Он затрепетал и сделал вдох, отвернув лицо к стене. Феликс положил руку Хресту на плечо и продолжил рассказ:
— Что это была за поездка! Три — нет, четыре дня на тряской телеге. Этого довольно, чтобы раздробить тебе все кости и вывихнуть челюсть. Сколько могли, мы шли пешком, но один из нас должен был, оставаться в повозке с Еленой. Она ничего не ела и была в какой-то полудреме. По крайней мере, мы щадили ее и ничего не рассказывали ей о младенце. На третий день у нее между ног началось кровотечение. Возница не желал останавливаться до самой темноты. Мы нашли повитуху, которая могла остановить кровотечение, но Елена была горячая, как уголь. На следующий день она умерла у нас на руках, когда впереди показались Фонтинские ворота.
Лампа зашипела, и в комнате стало темно. Феликс невозмутимо нагнулся, отнес лампу к скамейке в углу комнаты и добавил в нее масла. В ярком свете я видел, что Тирон смотрит на обоих рабов широко открытыми, влажными глазами.
— Так это Капитон убил ребенка? — неуверенно спросил я, как актер, забывший роль.
Феликс стоял, плотно сжав ладони; костяшки его пальцев были мертвенно-белыми. Хрест поднял глаза на меня, мигая, как человек, пробудившийся ото сна.
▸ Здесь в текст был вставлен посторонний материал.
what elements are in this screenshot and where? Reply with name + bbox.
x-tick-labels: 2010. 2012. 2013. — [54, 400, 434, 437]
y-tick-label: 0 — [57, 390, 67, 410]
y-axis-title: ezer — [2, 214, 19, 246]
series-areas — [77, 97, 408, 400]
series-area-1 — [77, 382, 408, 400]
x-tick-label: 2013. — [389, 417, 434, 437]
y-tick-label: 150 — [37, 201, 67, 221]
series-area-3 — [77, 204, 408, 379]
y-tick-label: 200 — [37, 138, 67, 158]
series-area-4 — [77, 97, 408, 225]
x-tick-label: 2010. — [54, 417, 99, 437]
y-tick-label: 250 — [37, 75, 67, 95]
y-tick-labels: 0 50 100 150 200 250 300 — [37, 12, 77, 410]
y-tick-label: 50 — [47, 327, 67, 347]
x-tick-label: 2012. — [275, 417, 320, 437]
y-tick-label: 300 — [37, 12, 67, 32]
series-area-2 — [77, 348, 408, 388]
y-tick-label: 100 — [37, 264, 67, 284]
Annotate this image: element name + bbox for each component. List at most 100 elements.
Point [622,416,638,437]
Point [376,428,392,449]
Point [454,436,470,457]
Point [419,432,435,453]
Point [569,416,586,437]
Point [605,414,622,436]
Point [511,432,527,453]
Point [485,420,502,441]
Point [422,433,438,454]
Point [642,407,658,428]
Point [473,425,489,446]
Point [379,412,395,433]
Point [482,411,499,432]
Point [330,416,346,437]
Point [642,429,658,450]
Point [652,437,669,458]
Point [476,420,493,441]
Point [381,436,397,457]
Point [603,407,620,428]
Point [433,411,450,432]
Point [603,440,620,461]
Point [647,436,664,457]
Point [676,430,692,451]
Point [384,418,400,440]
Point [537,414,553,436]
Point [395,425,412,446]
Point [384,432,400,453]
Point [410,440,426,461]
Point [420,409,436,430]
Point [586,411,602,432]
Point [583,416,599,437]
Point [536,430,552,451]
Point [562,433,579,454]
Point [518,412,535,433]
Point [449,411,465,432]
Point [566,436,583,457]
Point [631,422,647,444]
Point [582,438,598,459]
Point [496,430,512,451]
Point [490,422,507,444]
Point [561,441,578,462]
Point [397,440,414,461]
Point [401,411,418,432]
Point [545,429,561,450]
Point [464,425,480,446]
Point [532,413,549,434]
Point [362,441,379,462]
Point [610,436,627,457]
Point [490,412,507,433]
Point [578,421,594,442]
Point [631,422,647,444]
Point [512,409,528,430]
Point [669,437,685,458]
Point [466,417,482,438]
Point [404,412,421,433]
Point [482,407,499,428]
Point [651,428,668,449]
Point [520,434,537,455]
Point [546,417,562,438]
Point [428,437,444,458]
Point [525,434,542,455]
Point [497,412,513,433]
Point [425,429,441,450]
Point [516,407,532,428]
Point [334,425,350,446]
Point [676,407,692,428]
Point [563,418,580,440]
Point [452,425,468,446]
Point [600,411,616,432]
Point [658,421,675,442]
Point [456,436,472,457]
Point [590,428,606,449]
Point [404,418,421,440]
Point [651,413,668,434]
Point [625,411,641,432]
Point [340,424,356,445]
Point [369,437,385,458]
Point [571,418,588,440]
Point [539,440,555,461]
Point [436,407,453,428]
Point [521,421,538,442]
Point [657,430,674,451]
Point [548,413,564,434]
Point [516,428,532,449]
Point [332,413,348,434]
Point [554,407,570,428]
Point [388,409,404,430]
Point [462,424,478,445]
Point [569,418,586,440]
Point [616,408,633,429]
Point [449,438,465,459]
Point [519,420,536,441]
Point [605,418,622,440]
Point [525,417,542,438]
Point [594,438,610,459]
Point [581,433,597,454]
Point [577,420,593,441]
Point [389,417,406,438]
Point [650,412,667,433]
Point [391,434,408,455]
— Капитон? — негромко спросил он. — Да, я так считаю. Я ведь тебе говорил, Магн и Главкия были далеко-далеко в Риме. Кто другой мог это сделать?
Глава двадцать шeстая
Дом Хрисогона был большим, но не таким растянутым, как особняк Цецилии; однако без помощи Ауфилии мы с Тироном в поисках лестницы для рабов повернули куда-то не туда. После неудачной попытки вернуться к началу пути мы оказались в узкой галерее, которая выходила на пустой балкон, нависший над дверью в кладовую.
Откуда-то изнутри дома до нас доносились переливы неестественно высокого мужского голоса. Или то была женщина с поразительно низким голосом? Я притянул Тирона к внутренней стене, и звуки стали громче. Казалось, они исходят из-за толстого гобелена. Я приложил ухо к похотливому Приапу, окруженному не менее похотливыми лесными нимфами, и мог почти разобрать слова.
— Тихо, Тирон, — прошептал я, жестом веля ему приподнять и закатать нижний край гобелена, под которым обнажилась узкая горизонтальная щель в каменной стене.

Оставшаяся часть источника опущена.